Personal information
- Full name: Donald Cameron Carmichael
- Date of birth: 3 March 1937
- Place of birth: Yarrawonga, Victoria
- Date of death: 8 October 2020
- Place of death: Sale, Victoria
- Original team(s): Lincoln Stars
- Height: 180 cm (5 ft 11 in)
- Weight: 78 kg (172 lb)
- Position(s): Half-back

Playing career^{1}
- Years: Club / Games (Goals)
- 1955–57: Essendon / 15 (1)
- ^{1} Playing statistics correct to the end of 1957.

= Don Carmichael =

Australian rules footballer (1937–2020)

Donald Cameron Carmichael (3 March 1937 – 8 October 2020) was an Australian rules footballer who played with Essendon in the Victorian Football League (VFL).

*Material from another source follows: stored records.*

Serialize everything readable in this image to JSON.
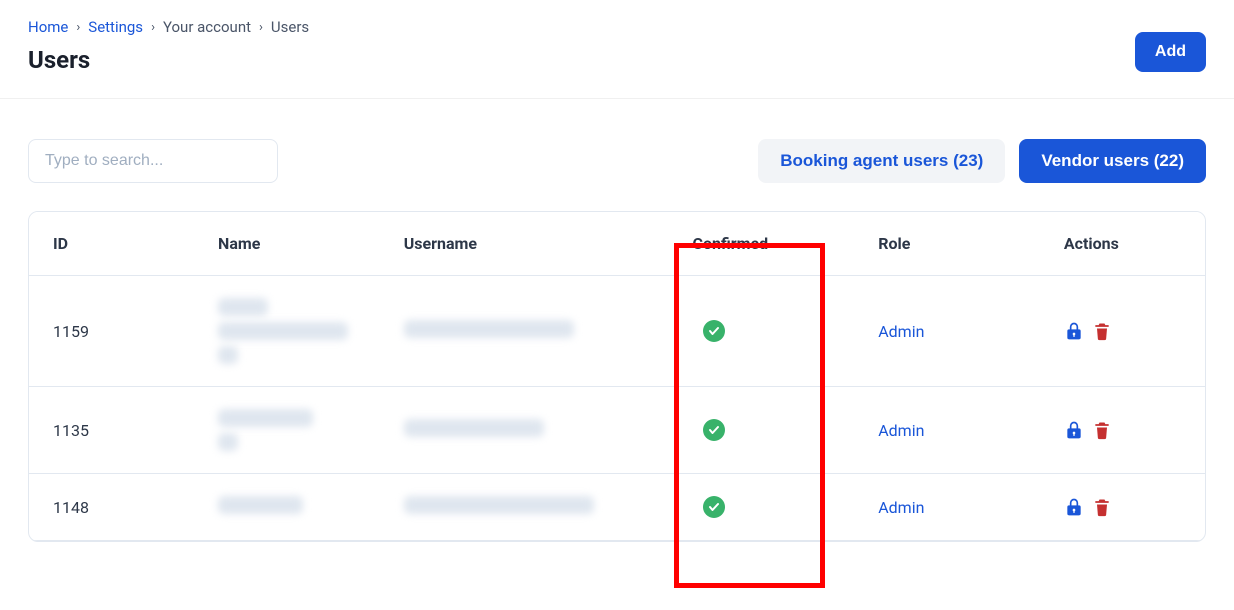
{
  "breadcrumb": {
    "home": "Home",
    "settings": "Settings",
    "your_account": "Your account",
    "users": "Users"
  },
  "page": {
    "title": "Users"
  },
  "header": {
    "add_label": "Add"
  },
  "search": {
    "placeholder": "Type to search..."
  },
  "tabs": {
    "booking_label": "Booking agent users (23)",
    "vendor_label": "Vendor users (22)"
  },
  "table": {
    "headers": {
      "id": "ID",
      "name": "Name",
      "username": "Username",
      "confirmed": "Confirmed",
      "role": "Role",
      "actions": "Actions"
    },
    "rows": [
      {
        "id": "1159",
        "role": "Admin"
      },
      {
        "id": "1135",
        "role": "Admin"
      },
      {
        "id": "1148",
        "role": "Admin"
      }
    ]
  },
  "icons": {
    "check": "check-icon",
    "lock": "lock-icon",
    "trash": "trash-icon"
  }
}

Carmichael won Essendon's reserves best and fairest in 1955 and he later played with St Kilda's reserves, Redan, Williamstown and Sale. Carmichael played 90 games for Williamstown from 1960-65, kicking 31 goals and played in the 1961 and 1964 VFA grand finals. He finished in third place in the Club's 1962 best and fairest award and was awarded the most serviceable player trophy in 1961.

He moved to Sale in 1966 and spent the remainder of his life there, working as a schoolteacher.